Vintage Component Spotlight: Carbon Composition Resistors

Carbon composition resistors mounted across a switch in a Wurlitzer 206 amplifier from the 1960s.

Carbon composition resistors mounted across a switch in a Wurlitzer 206 amplifier from the 1960s.

Carbon composition resistors are those brown cylindrical resistors that you’ll see in most amps made before 1970. All resistors produce Johnson (thermal) noise, a byproduct of the fact that resistors dissipate heat. However, depending in their material composition and shape, resistors may produce other types of noise as well. Carbon composition resistors produce the most noise. But is this really a bad thing? Yes and no.

Before 1970 or so, all amplifiers used carbon composition resistors. Because these resistors are so noisy, and there are so many of them in the circuit, carbon resistors are an audible factor in a vintage amp’s tone. Some people like the subtle lo-fi warmth that carbon resistors offer. Other people prefer a cleaner sound, and use modern styles of resistors instead, such as low-noise metal film resistors.

There are a couple of ways to use carbon composition resistors. Occasionally, you’ll see them throughout an amp - even in new builds. This is the most period-correct usage. Vintage amp manufacturers did not use carbon resistors for tone: they used them because they were the only low-wattage resistors available. To emulate that, some builders will use carbon composition resistors exclusively.

In other cases, you’ll see carbon composition resistors only at critical points in the signal path, such as at the grid of the input triode. This inserts the carbon resistor into a place in the circuit where it will have the most impact, because its noise will be amplified by the gain stage. The rest of the circuit can be composed of modern resistors, which have the benefit of smaller size, closer tolerance, or better power-handling qualities.

Or, you may see the opposite: a circuit with modern resistors in sensitive locations, such as the early signal path, and carbon composition resistors elsewhere. This will make the circuit look more period-correct, and will also introduce a minor amount of resistor hum. But because low-noise resistors are mounted at the critical points, such as the tube grids where resistor noise is most likely to be amplified, the amp will sound cleaner. Sometimes, when we are repairing a vintage amp, we’ll swap out a couple of early signal path carbon composition resistors to achieve this.

The small resistors in this early-60s vintage Wurlitzer 140a amplifier are carbon composition. The larger ones at the top of the photo are wire wound, which are less noisy but better suited for high-power applications.

The small resistors in this early-60s vintage Wurlitzer 140a amplifier are carbon composition. The larger ones at the top of the photo are wire wound, which are less noisy but better suited for high-power applications.

We primarily use low-noise metal film resistors in our new amp builds. Still, we appreciate the history and aesthetics of carbon composition. When restoring a vintage amplifier, we may replace certain carbon composition resistors with new metal film resistors, if we feel that it will benefit the circuit. However, if a carbon composition resistor tests well and the circuit isn’t noisy, we’ll usually leave them alone.

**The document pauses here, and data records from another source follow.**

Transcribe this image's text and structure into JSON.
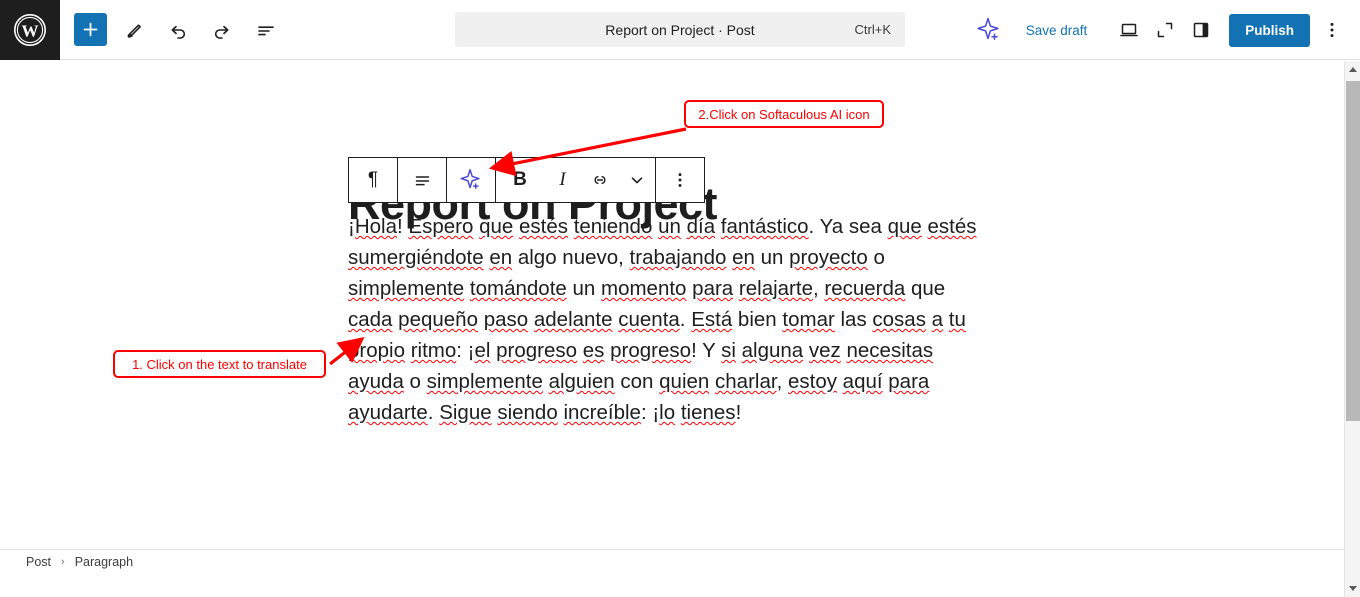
{
  "header": {
    "logo_icon": "wordpress-logo-icon",
    "add_block_label": "+",
    "tools": [
      {
        "name": "add-block-button",
        "icon": "plus-icon"
      },
      {
        "name": "edit-tools-button",
        "icon": "pencil-icon"
      },
      {
        "name": "undo-button",
        "icon": "undo-arrow-icon"
      },
      {
        "name": "redo-button",
        "icon": "redo-arrow-icon"
      },
      {
        "name": "document-overview-button",
        "icon": "list-view-icon"
      }
    ],
    "command_bar": {
      "title": "Report on Project · Post",
      "shortcut": "Ctrl+K"
    },
    "ai_icon": "softaculous-ai-star-icon",
    "save_draft_label": "Save draft",
    "view_icon": "desktop-preview-icon",
    "fullscreen_icon": "expand-icon",
    "sidebar_icon": "settings-sidebar-icon",
    "publish_label": "Publish",
    "options_icon": "vertical-dots-icon"
  },
  "editor": {
    "post_title": "Report on Project",
    "paragraph": "¡Hola! Espero que estés teniendo un día fantástico. Ya sea que estés sumergiéndote en algo nuevo, trabajando en un proyecto o simplemente tomándote un momento para relajarte, recuerda que cada pequeño paso adelante cuenta. Está bien tomar las cosas a tu propio ritmo: ¡el progreso es progreso! Y si alguna vez necesitas ayuda o simplemente alguien con quien charlar, estoy aquí para ayudarte. Sigue siendo increíble: ¡lo tienes!"
  },
  "block_toolbar": {
    "buttons": [
      {
        "name": "block-type-paragraph-button",
        "icon": "paragraph-pilcrow-icon",
        "glyph": "¶"
      },
      {
        "name": "align-text-button",
        "icon": "align-text-icon"
      },
      {
        "name": "softaculous-ai-button",
        "icon": "ai-star-plus-icon"
      },
      {
        "name": "bold-button",
        "icon": "bold-icon",
        "glyph": "B"
      },
      {
        "name": "italic-button",
        "icon": "italic-icon",
        "glyph": "I"
      },
      {
        "name": "link-button",
        "icon": "link-icon"
      },
      {
        "name": "more-formatting-button",
        "icon": "chevron-down-icon"
      },
      {
        "name": "block-options-button",
        "icon": "vertical-dots-icon"
      }
    ]
  },
  "annotations": [
    {
      "id": "anno1",
      "label": "1. Click on the text to translate"
    },
    {
      "id": "anno2",
      "label": "2.Click on Softaculous AI icon"
    }
  ],
  "footer": {
    "breadcrumb": [
      "Post",
      "Paragraph"
    ],
    "separator": "›"
  },
  "colors": {
    "accent_blue": "#1272b3",
    "ai_purple": "#4a4ad4",
    "annotation_red": "#ff0000",
    "spellcheck_red": "#ff0000",
    "dark": "#1e1e1e"
  },
  "scrollbar": {
    "up_icon": "scroll-up-arrow-icon",
    "down_icon": "scroll-down-arrow-icon"
  }
}
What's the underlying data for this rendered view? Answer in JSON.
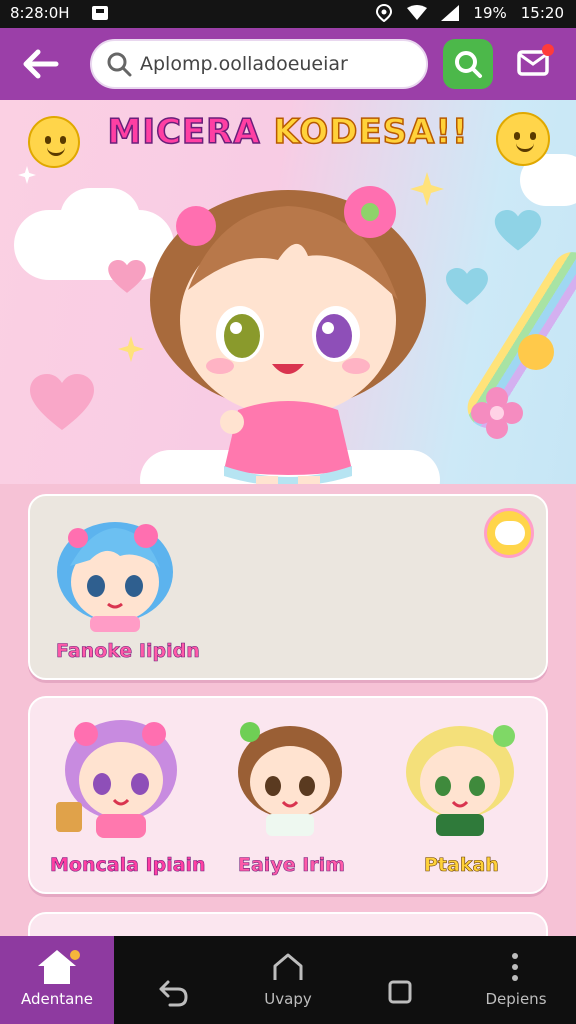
{
  "status_bar": {
    "time_left": "8:28:0H",
    "battery": "19%",
    "time_right": "15:20"
  },
  "app_bar": {
    "search": {
      "value": "Aplomp.oolladoeueiar",
      "placeholder": ""
    }
  },
  "hero": {
    "title_part1": "MICERA",
    "title_part2": "KODESA!!"
  },
  "featured": {
    "character_name": "Fanoke Iipidn"
  },
  "characters": [
    {
      "name": "Moncala Ipiain"
    },
    {
      "name": "Eaiye Irim"
    },
    {
      "name": "Ptakah"
    }
  ],
  "bottom_nav": {
    "items": [
      {
        "label": "Adentane",
        "icon": "home-icon"
      },
      {
        "label": "",
        "icon": "back-icon"
      },
      {
        "label": "Uvapy",
        "icon": "arch-icon"
      },
      {
        "label": "",
        "icon": "square-icon"
      },
      {
        "label": "Depiens",
        "icon": "more-vertical-icon"
      }
    ]
  },
  "colors": {
    "accent": "#9b3fa8",
    "search_button": "#4cb84a",
    "label_pink": "#ff3fa3",
    "label_yellow": "#ffd23a"
  }
}
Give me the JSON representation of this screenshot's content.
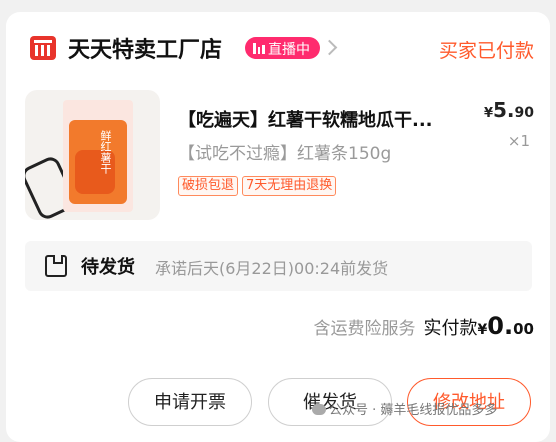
{
  "shop": {
    "name": "天天特卖工厂店",
    "live_badge": "直播中",
    "status": "买家已付款",
    "logo_icon": "shop-logo-icon",
    "accent": "#ff5a2c",
    "live_color": "#ff2b6e"
  },
  "product": {
    "title": "【吃遍天】红薯干软糯地瓜干...",
    "subtitle": "【试吃不过瘾】红薯条150g",
    "tags": [
      "破损包退",
      "7天无理由退换"
    ],
    "price_symbol": "¥",
    "price_int": "5.",
    "price_dec": "90",
    "quantity": "×1",
    "image_text": "鲜红薯干"
  },
  "shipping": {
    "label": "待发货",
    "detail": "承诺后天(6月22日)00:24前发货"
  },
  "payment": {
    "insurance": "含运费险服务",
    "label": "实付款",
    "symbol": "¥",
    "amount_int": "0.",
    "amount_dec": "00"
  },
  "actions": {
    "invoice": "申请开票",
    "urge": "催发货",
    "modify_address": "修改地址"
  },
  "watermark": "公众号 · 薅羊毛线报优品多多"
}
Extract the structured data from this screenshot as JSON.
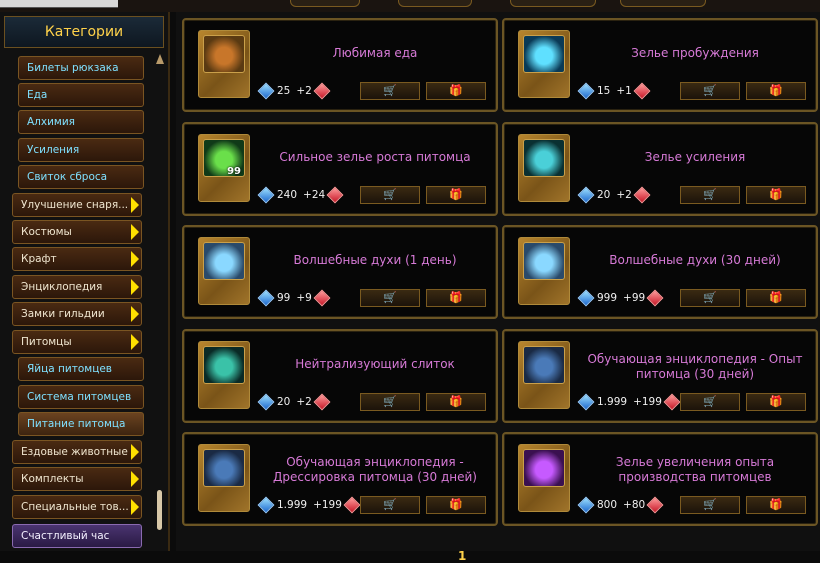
{
  "sidebar": {
    "title": "Категории",
    "items": [
      {
        "label": "Билеты рюкзака",
        "sub": true
      },
      {
        "label": "Еда",
        "sub": true
      },
      {
        "label": "Алхимия",
        "sub": true
      },
      {
        "label": "Усиления",
        "sub": true
      },
      {
        "label": "Свиток сброса",
        "sub": true
      },
      {
        "label": "Улучшение снаря...",
        "arrow": true
      },
      {
        "label": "Костюмы",
        "arrow": true
      },
      {
        "label": "Крафт",
        "arrow": true
      },
      {
        "label": "Энциклопедия",
        "arrow": true
      },
      {
        "label": "Замки гильдии",
        "arrow": true
      },
      {
        "label": "Питомцы",
        "arrow": true
      },
      {
        "label": "Яйца питомцев",
        "sub": true
      },
      {
        "label": "Система питомцев",
        "sub": true
      },
      {
        "label": "Питание питомца",
        "sub": true,
        "active": true
      },
      {
        "label": "Ездовые животные",
        "arrow": true
      },
      {
        "label": "Комплекты",
        "arrow": true
      },
      {
        "label": "Специальные тов...",
        "arrow": true
      },
      {
        "label": "Счастливый час",
        "purple": true
      }
    ]
  },
  "products": [
    {
      "name": "Любимая еда",
      "price": "25",
      "bonus": "+2",
      "icon": "roast-chicken-icon",
      "qty": ""
    },
    {
      "name": "Зелье пробуждения",
      "price": "15",
      "bonus": "+1",
      "icon": "blue-potion-icon",
      "qty": ""
    },
    {
      "name": "Сильное зелье роста питомца",
      "price": "240",
      "bonus": "+24",
      "icon": "green-potion-icon",
      "qty": "99"
    },
    {
      "name": "Зелье усиления",
      "price": "20",
      "bonus": "+2",
      "icon": "cyan-potion-icon",
      "qty": ""
    },
    {
      "name": "Волшебные духи (1 день)",
      "price": "99",
      "bonus": "+9",
      "icon": "perfume-bottle-icon",
      "qty": ""
    },
    {
      "name": "Волшебные духи (30 дней)",
      "price": "999",
      "bonus": "+99",
      "icon": "perfume-bottle-icon",
      "qty": ""
    },
    {
      "name": "Нейтрализующий слиток",
      "price": "20",
      "bonus": "+2",
      "icon": "ingot-icon",
      "qty": ""
    },
    {
      "name": "Обучающая энциклопедия - Опыт питомца (30 дней)",
      "price": "1.999",
      "bonus": "+199",
      "icon": "book-icon",
      "qty": ""
    },
    {
      "name": "Обучающая энциклопедия - Дрессировка питомца (30 дней)",
      "price": "1.999",
      "bonus": "+199",
      "icon": "book-icon",
      "qty": ""
    },
    {
      "name": "Зелье увеличения опыта производства питомцев",
      "price": "800",
      "bonus": "+80",
      "icon": "purple-potion-icon",
      "qty": ""
    }
  ],
  "icons": {
    "cart": "shopping-cart-icon",
    "gift": "gift-icon",
    "currency": "blue-gem-icon",
    "bonus_currency": "red-gem-icon"
  },
  "colors": {
    "title_text": "#d77ad7",
    "category_header": "#ffd24a",
    "subcategory_text": "#7fe0ff"
  },
  "pagination": {
    "current": "1"
  }
}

Other problems with carbon composition resistors. In addition to being noisy, carbon composition resistors are inaccurate and relatively unstable. Their tolerance is typically 20%, and their resistance can change based on environmental conditions. They’re also susceptible to moisture damage, which can cause their resistance to fluctuate further.

On the plus side, carbon composition resistors are very tolerant of large transient currents. They are more likely than film resistors to survive brief exposure to large currents - i.e., that they can dissipate large amounts of power in excess of their nominal rating - as long as the power surge doesn’t last for more than an instant. For this reason, they are sometimes used for applications where surges are expected. However, longer exposure to high currents and voltages will definitely cause the resistor to burn up.

Why are carbon composition resistors so noisy? A carbon composition resistor is made from carbon powder mixed into a binder, such as ceramic or clay. Carbon is a conductor, so the less carbon in the resistor, the greater its resistance.

All resistors emit some amount of noise when there is a current across them. This is known as Johnson or thermal noise. Carbon composition resistors are no different, but they additionally emit noise for other reasons on top of the basic Johnson noise. Because the carbon composition resistor is composed of tiny particles of carbon spread out across the binder material, it is very susceptible to contact noise. This is noise that arises from individual pieces of carbon coming into contact with each other as they become agitated by heat and current. The more continuous the carbon layer is, the less contact noise arises. For instance, carbon film resistors are made from a thin sheet of carbon that is molded over a central insulator, such as ceramic. For this reason, they exhibit less contact noise.